We use Hydra to provide flexible training configurations. Below examples explain how to modify each training parameter for your use cases. We assume that you are in <path-to-root> (i.e., root of this repository).

Our training is based on distributed environment (multi-GPUs training) using ddp environment supported by pytorch-lightning.

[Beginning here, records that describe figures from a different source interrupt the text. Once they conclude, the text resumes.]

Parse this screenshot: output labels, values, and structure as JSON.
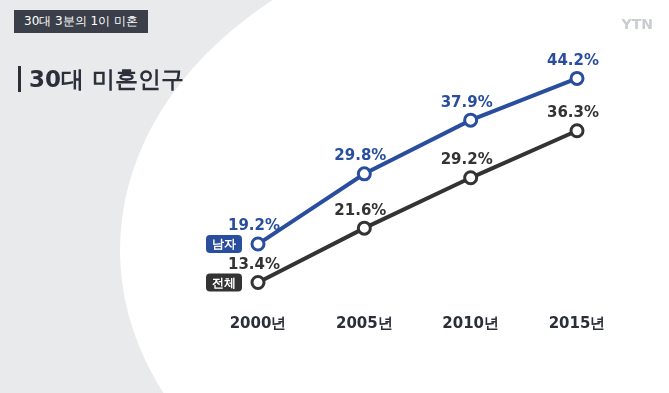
{
  "chart_data": {
    "type": "line",
    "header": "30대 3분의 1이 미혼",
    "title": "30대 미혼인구",
    "watermark": "YTN",
    "categories": [
      "2000년",
      "2005년",
      "2010년",
      "2015년"
    ],
    "series": [
      {
        "name": "남자",
        "color": "#2a4e9e",
        "marker": "circle",
        "values": [
          19.2,
          29.8,
          37.9,
          44.2
        ],
        "value_labels": [
          "19.2%",
          "29.8%",
          "37.9%",
          "44.2%"
        ]
      },
      {
        "name": "전체",
        "color": "#333333",
        "marker": "circle",
        "values": [
          13.4,
          21.6,
          29.2,
          36.3
        ],
        "value_labels": [
          "13.4%",
          "21.6%",
          "29.2%",
          "36.3%"
        ]
      }
    ],
    "ylim": [
      10,
      50
    ],
    "grid": false,
    "data_labels": true,
    "tick_labels": "x"
  }
}
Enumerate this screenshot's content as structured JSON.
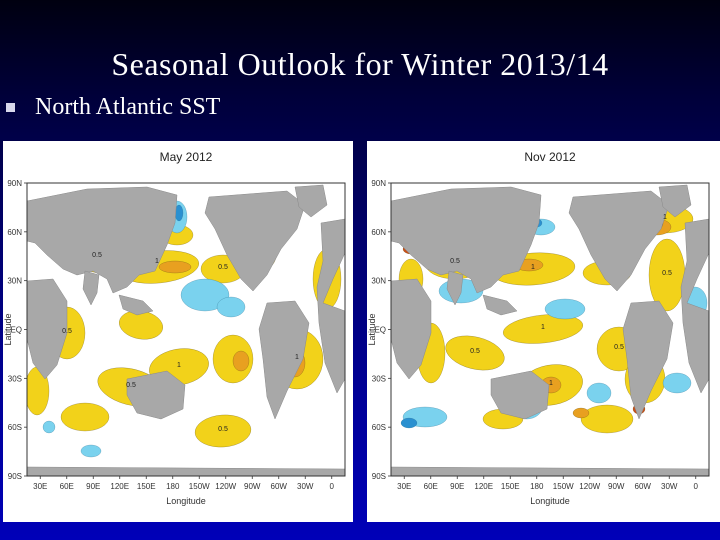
{
  "slide": {
    "title": "Seasonal Outlook for Winter 2013/14",
    "bullet": "North Atlantic SST"
  },
  "maps": [
    {
      "title": "May 2012",
      "xlabel": "Longitude",
      "ylabel": "Latitude",
      "xticks": [
        "30E",
        "60E",
        "90E",
        "120E",
        "150E",
        "180",
        "150W",
        "120W",
        "90W",
        "60W",
        "30W",
        "0"
      ],
      "yticks": [
        "90N",
        "60N",
        "30N",
        "EQ",
        "30S",
        "60S",
        "90S"
      ]
    },
    {
      "title": "Nov 2012",
      "xlabel": "Longitude",
      "ylabel": "Latitude",
      "xticks": [
        "30E",
        "60E",
        "90E",
        "120E",
        "150E",
        "180",
        "150W",
        "120W",
        "90W",
        "60W",
        "30W",
        "0"
      ],
      "yticks": [
        "90N",
        "60N",
        "30N",
        "EQ",
        "30S",
        "60S",
        "90S"
      ]
    }
  ],
  "colors": {
    "warm_light": "#f2d21a",
    "warm_mid": "#e8a020",
    "warm_strong": "#c8501a",
    "cool_light": "#7ad2ee",
    "cool_strong": "#2a90d0",
    "land": "#a8a8a8"
  }
}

The default setting requires 64-GPUs (of V100) with a total batch of 2048. However, you can set the parameter config.DISTRIBUTED.NUM_PROC_PER_NODE to the number of gpus you can use or change config.experiment.effective_batch_size_train.

(1) Training with noise-aware framework on CC3M

To run our NoC algorithm, you need a bucketing file of cosine similarities for all image-text pairs.

  1. You can use the pre-computed bucketing file attached in data/bucket/bucket_8bins.pickle.

  2. Or, you should generate the bucketing file with this following commands:

$ cd <path-to-root>
$ python3 preprocess/get_noc_bucket.py

Then, run a single command bash scripts/train_cc3m_noc.sh or following full command to train NoC model:

$ cd <path-to-root>
$ PYTHONPATH=./ python3 ./train.py \
		   distributed.num_nodes=16 distributed.num_proc_per_node=4 \
		   experiment.expr_name=cc3m_noc

Note that the checkpoints and log files (e.g., tensorboard) are automatically saved in results/<EXPR_NAME>.

(2) Training baselines on CC3M

$ cd <path-to-root>
$ bash scripts/train_cc3m_vanilla.sh    # for vanilla baseline

$ python3 preprocess/get_filtered_annotations.py  # generate filtered annotation for filtering strategy
$ bash scripts/train_cc3m_filtering.sh  # for vanilla (filtering) baseline

4. Evaluation

$ cd <path-to-root>
$ bash scripts/eval_all.sh <EXPR_NAME> 1  # our model, e.g., EXPR_NAME=cc3m_noc
$ bash scripts/eval_all.sh <EXPR_NAME> 0  # baselines, e.g., EXPR_NAME=cc3m_filtering, cc3m_vanilla

5. Model Zoo

We provide checkpoints to reproduce the results reported in our paper.

To predict captions from these checkpoints, decompress the .tar files and locate them in <path-to-root>/results .

Method Checkpoint (pre-trained)
Vanilla download
Vanilla (Filtering) download
NoC (ours) download

6. Citation

If you find this code helpful for your research, please cite our paper.

@InProceedings{Kang_2023_ICCV,
    author    = {Kang, Wooyoung and Mun, Jonghwan and Lee, Sungjun and Roh, Byungseok},
    title     = {Noise-Aware Learning from Web-Crawled Image-Text Data for Image Captioning},
    booktitle = {Proceedings of the IEEE/CVF International Conference on Computer Vision (ICCV)},
    month     = {October},
    year      = {2023},
    pages     = {2942-2952}
}

7. Contact for Issues

Woo Young Kang, [email protected] Jonghwan Mun, [email protected]

8. License

This project is licensed under the terms of the MIT License.